If the process by which people select themselves and are selected for power is a problem, the experience of being in power makes things worse:

  • Powerful people tend to lose their inhibitions. Being “drunk with power” is an apt description. Increase people’s sense of feeling powerful and they won’t care as much what others think of them. They’ll become less effective at reading people because they’ll feel less of a need to empathize with others. They’ll start to feel as if the rules don’t apply to them. p. 157

Think of all of the politicians who advocated widespread mask-wearing and social isolation during the pandemic and then were found mask-less in social settings.

“How can we better choose leaders and how can we limit the worst tendencies of people who obtain power?”

Klaas turns from diagnosis to prescription. How can we better choose leaders and how can we limit the worst tendencies of people who obtain power?

One way to select leaders who are not worse than normal relative to the population would be to choose them randomly. Klaas sees this process, known as sortition, as impractical for choosing officials. But he does think that it would work for creating an advisory board. When a leader is faced with a decision, the advisory board would be consulted:

  • Elected officials would be under no obligation to follow this advice, but the wisdom of the randomly selected crowd would be visible to everyone. If politicians had a different view, they’d at least have to explain why they were deviating from the assembly’s proposed solution. p. 190

I think that this would be beneficial to the extent that the only reason that leaders differ from the general public in their views is that leaders are corrupted by power. But I am afraid that the general public has its own dangerous biases—childish economic views, for example—that could be at least as problematic.

Klaas says that we could do more to alleviate two factors that corrupt leaders. One is that they become too remote from the people that they lead. When they lose empathy, leaders make cruel decisions.

Another factor is a sense of invulnerability. All of us behave more judiciously when we are watched. When leaders claim the privilege of making policy in secret, they are more likely to abuse power. Klaas argues that we should make sure that leaders cannot evade scrutiny:

  • If we’re going to watch people, we can focus on those at the top who do the real damage, not the rank and file. p. 246

Klaas uses research to justify both this diagnosis and his prescriptions. But I thought that he occasionally applies too much scientific veneer. For instance, he writes:

  • Psychological distance is therefore a dilemma that can be solved by what social scientists call a Goldilocks solution. p. 218

Klaas means that a leader can make bad decisions by being too empathetic with others as well as by being insufficiently empathetic. Klaas could have made this point without trying to make it sound as if he dipped into a deep well of social science and retrieved a profoundly original concept.

The problem that Klaas is trying to address in Corruptible is a challenging one. There is no perfect system for selecting leaders or for ensuring that they use power judiciously.

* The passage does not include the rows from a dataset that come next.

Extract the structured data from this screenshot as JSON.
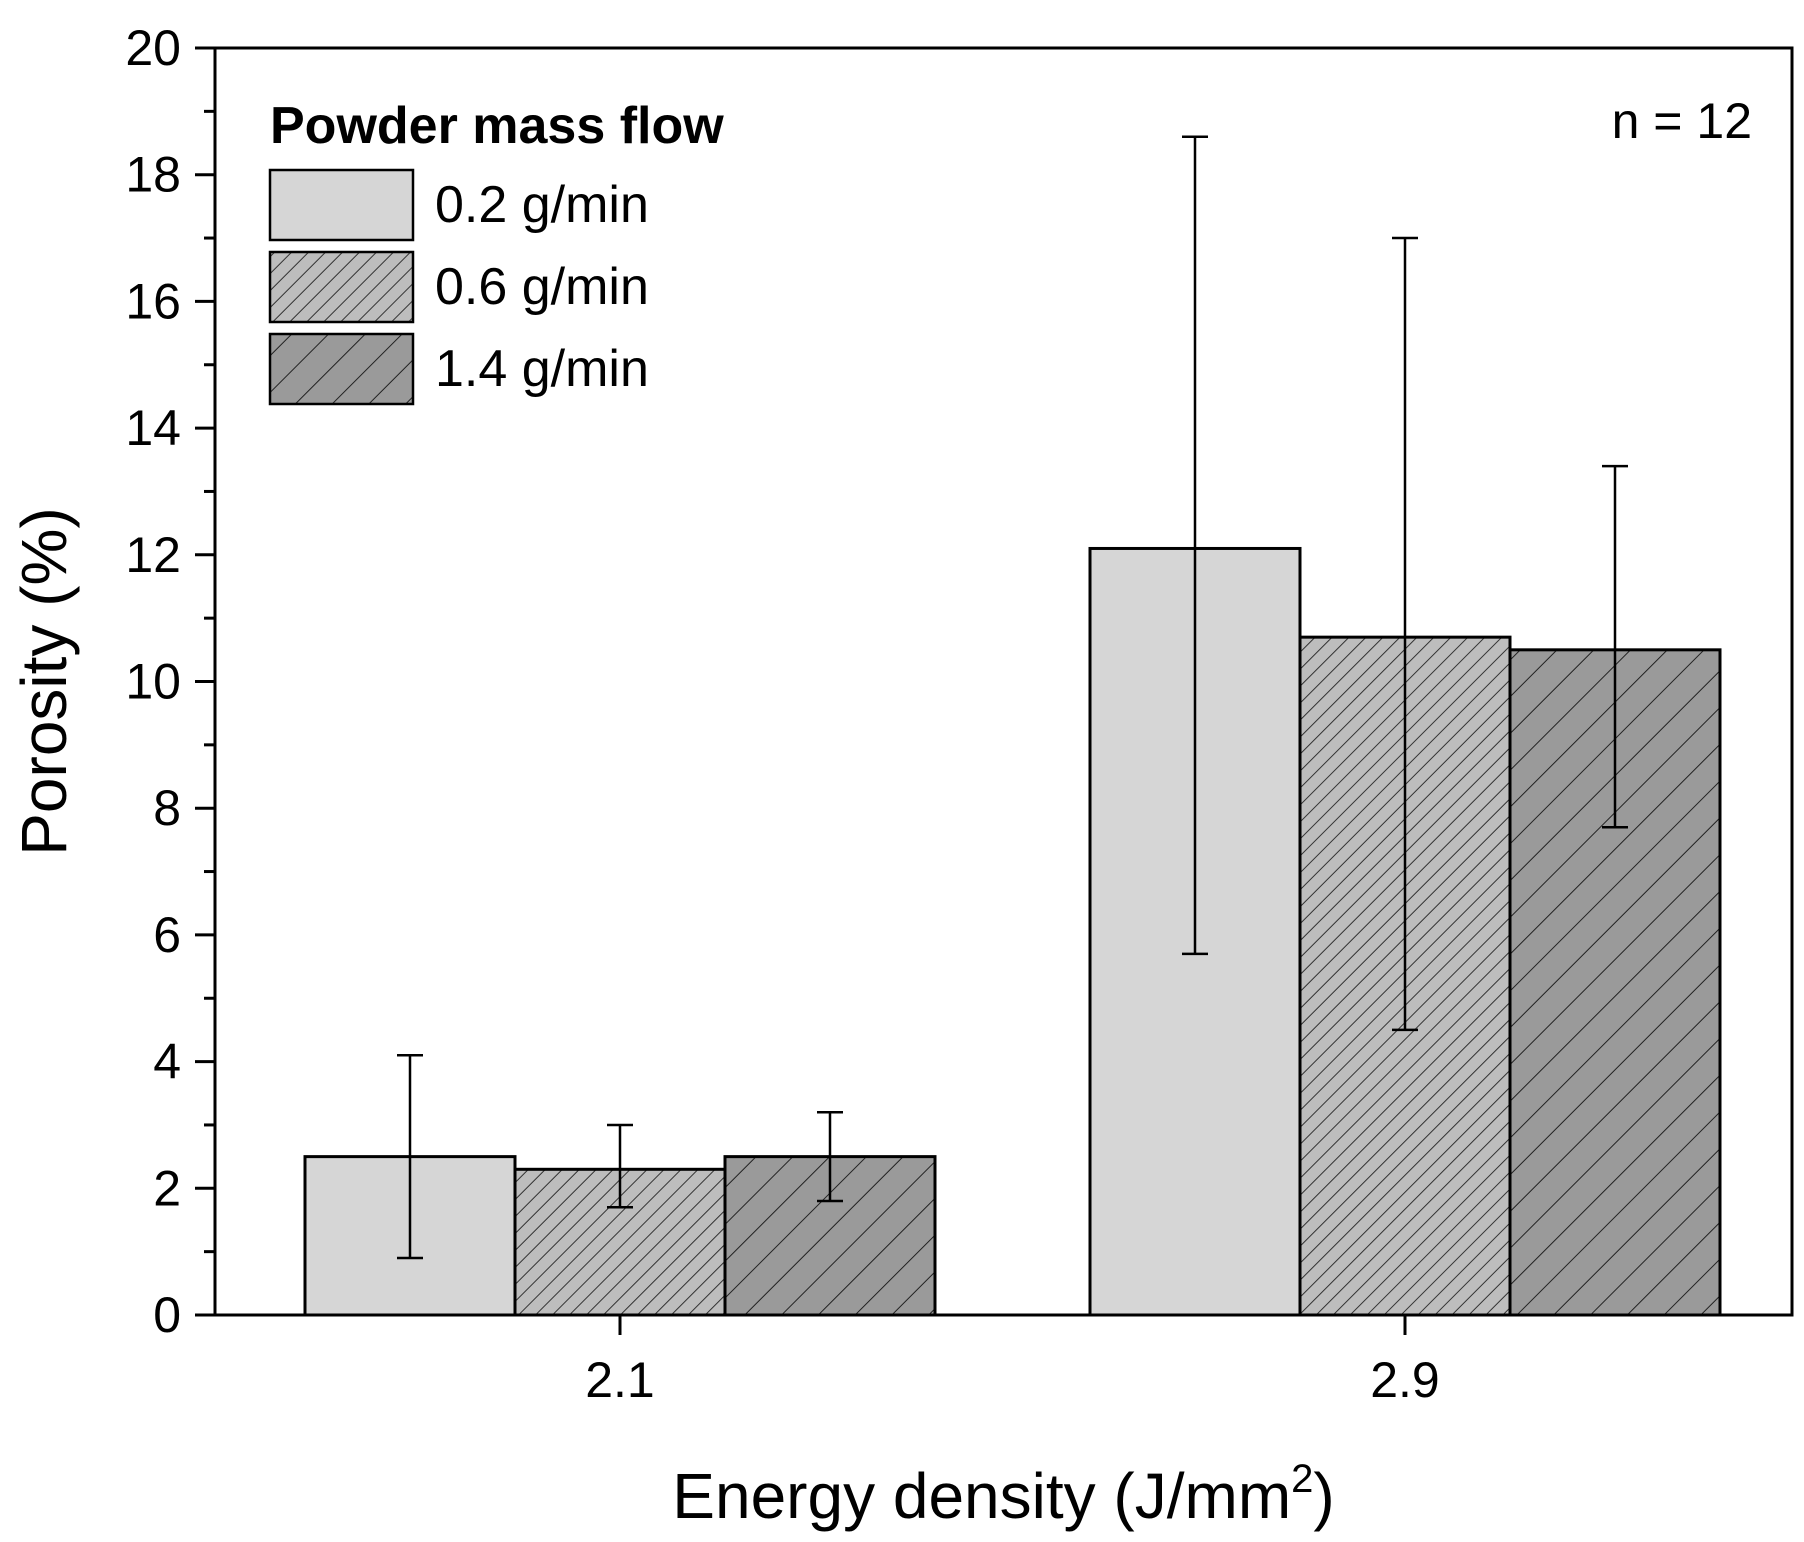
{
  "chart_data": {
    "type": "bar",
    "title": "",
    "xlabel": "Energy density (J/mm",
    "xlabel_superscript": "2",
    "xlabel_close": ")",
    "ylabel": "Porosity (%)",
    "ylim": [
      0,
      20
    ],
    "yticks": [
      "0",
      "2",
      "4",
      "6",
      "8",
      "10",
      "12",
      "14",
      "16",
      "18",
      "20"
    ],
    "categories": [
      "2.1",
      "2.9"
    ],
    "legend": {
      "title": "Powder mass flow",
      "position": "top-left"
    },
    "annotation": "n = 12",
    "series": [
      {
        "name": "0.2 g/min",
        "values": [
          2.5,
          12.1
        ],
        "error_low": [
          0.9,
          5.7
        ],
        "error_high": [
          4.1,
          18.6
        ],
        "color": "#d6d6d6",
        "pattern": "none"
      },
      {
        "name": "0.6 g/min",
        "values": [
          2.3,
          10.7
        ],
        "error_low": [
          1.7,
          4.5
        ],
        "error_high": [
          3.0,
          17.0
        ],
        "color": "#bdbdbd",
        "pattern": "dense-hatch"
      },
      {
        "name": "1.4 g/min",
        "values": [
          2.5,
          10.5
        ],
        "error_low": [
          1.8,
          7.7
        ],
        "error_high": [
          3.2,
          13.4
        ],
        "color": "#9a9a9a",
        "pattern": "sparse-hatch"
      }
    ]
  }
}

For more on these topics, see

For example, I think that the reforms that have made American politics more democratic in recent decades have actually made things worse. I think that one of the better presidents during the last 100 years was Dwight Eisenhower. He did not campaign for his party’s nomination. Instead, he was drafted by party leaders. Today, in order to win a nomination, a candidate needs to work much harder to get it. To go through the process, one really has to crave power.

There is room for much more thought in this area. Klaas has contributed some provocative ideas.